Danielle why don"t you try some of the places in Portland or Seattle like Tom Douglas has a couple nice places in Seattle he is very well known and does the fusion thing. Even a McCormick and Scmicks they do really nice stuff They are in Portland and Seattle. Or Napa Valley Grill is out there they do really good Asain fusion Californian cuisine I know they are technically a chain but they are white table cloth and do really great food. By the way I use to live in Portland and Seattle when I was a kid.


----------



## holydiver (Aug 9, 2000)

I totally agree with Chadwick on that one getting your foot in the door scmoozing is a good way to make inroads. By the way bro where did you eat in NYC I am going there tommorow to check out Kumps and FCI.


----------



## svadhisthana (May 6, 2001)

Good Luck Danielle, I'm keeping my fingers crossed that you find something soon.


----------



## anneke (Jan 5, 2001)

Hi Danielle! Good to hear from you! Looks like once again you and I are in the same shoes... How long is your internship? Mine is going to last a couple of years so I have to choose wisely... I'm leaning towards the hotel side myself just to be able to get as much variety as possible.

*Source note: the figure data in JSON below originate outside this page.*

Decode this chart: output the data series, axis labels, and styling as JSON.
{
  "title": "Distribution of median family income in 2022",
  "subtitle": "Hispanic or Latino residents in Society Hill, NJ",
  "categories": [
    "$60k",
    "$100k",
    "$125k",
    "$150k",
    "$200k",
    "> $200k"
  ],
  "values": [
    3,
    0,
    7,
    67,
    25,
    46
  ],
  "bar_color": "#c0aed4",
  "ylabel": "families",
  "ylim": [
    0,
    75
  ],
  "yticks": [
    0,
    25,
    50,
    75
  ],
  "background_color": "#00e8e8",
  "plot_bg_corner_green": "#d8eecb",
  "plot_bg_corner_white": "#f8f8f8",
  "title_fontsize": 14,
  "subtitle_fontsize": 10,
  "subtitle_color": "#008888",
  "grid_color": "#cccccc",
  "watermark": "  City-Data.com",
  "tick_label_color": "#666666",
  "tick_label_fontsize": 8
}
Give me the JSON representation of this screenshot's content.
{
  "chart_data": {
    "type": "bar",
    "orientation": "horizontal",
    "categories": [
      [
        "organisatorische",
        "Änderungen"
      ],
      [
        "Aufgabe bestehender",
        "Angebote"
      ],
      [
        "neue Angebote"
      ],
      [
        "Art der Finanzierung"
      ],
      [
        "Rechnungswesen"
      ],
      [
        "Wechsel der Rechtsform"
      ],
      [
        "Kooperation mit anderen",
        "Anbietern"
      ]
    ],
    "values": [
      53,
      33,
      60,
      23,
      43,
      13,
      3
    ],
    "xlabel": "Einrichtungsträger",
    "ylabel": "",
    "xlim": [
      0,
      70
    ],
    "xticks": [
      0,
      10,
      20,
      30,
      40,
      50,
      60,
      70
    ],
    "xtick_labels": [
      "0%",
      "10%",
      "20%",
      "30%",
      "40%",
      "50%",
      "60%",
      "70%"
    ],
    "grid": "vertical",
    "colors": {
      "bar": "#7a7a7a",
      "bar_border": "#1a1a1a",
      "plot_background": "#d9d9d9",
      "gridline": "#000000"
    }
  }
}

Hope you find your thing and love it!


----------



## cape chef (Jul 31, 2000)

Hi Danielle!!!

It's great to hear you are doing so well.

If I had you and Anneke as interns I think we could rule the world 

If it helps at all I would say to lean towards a well regarded hotel, I say that because unlike restaurants you could be able to go through a "Commis" type of program.believe it or not,the better hotels of the world are doing some outstanding stuff.If you go to a restaurant you possibly could be religated to only one or two things and you could also find yourself doing all the grunk work.

Keep us posted and good luck
cc


----------



## chadwic (Jun 14, 2001)

holydiver, we went to a new place called "Craft", the chef there was the chef at (garmacy tavern????) the same place as claudia flemming, and bouley bakery a cool place to chill is Baltazar, if you can check them out and tell me about your trip


----------



## chefteldanielle (Dec 2, 2000)

Thank you all. Yes Chadwick I agree.
I am networking in school actually and my chef of the last 2 weeks is very impressed with me. she has threatened to flunk me so that I could do her class again.
She is connected to alot of chefs in the Portland area and Iam sure she will set me up accordingly.
Cape chef.. I saw your pictures.. are you ever handsome..
o la la.
Anyway keep those suggestions coming.. Do you think I need to go to a french restaurant.. since Iam coming from ma french school?There are just so many choices..
Thanx in advance..
Oh Cape chef tell me about your restaurant.
Maybe I'll come see you.
Danielle


----------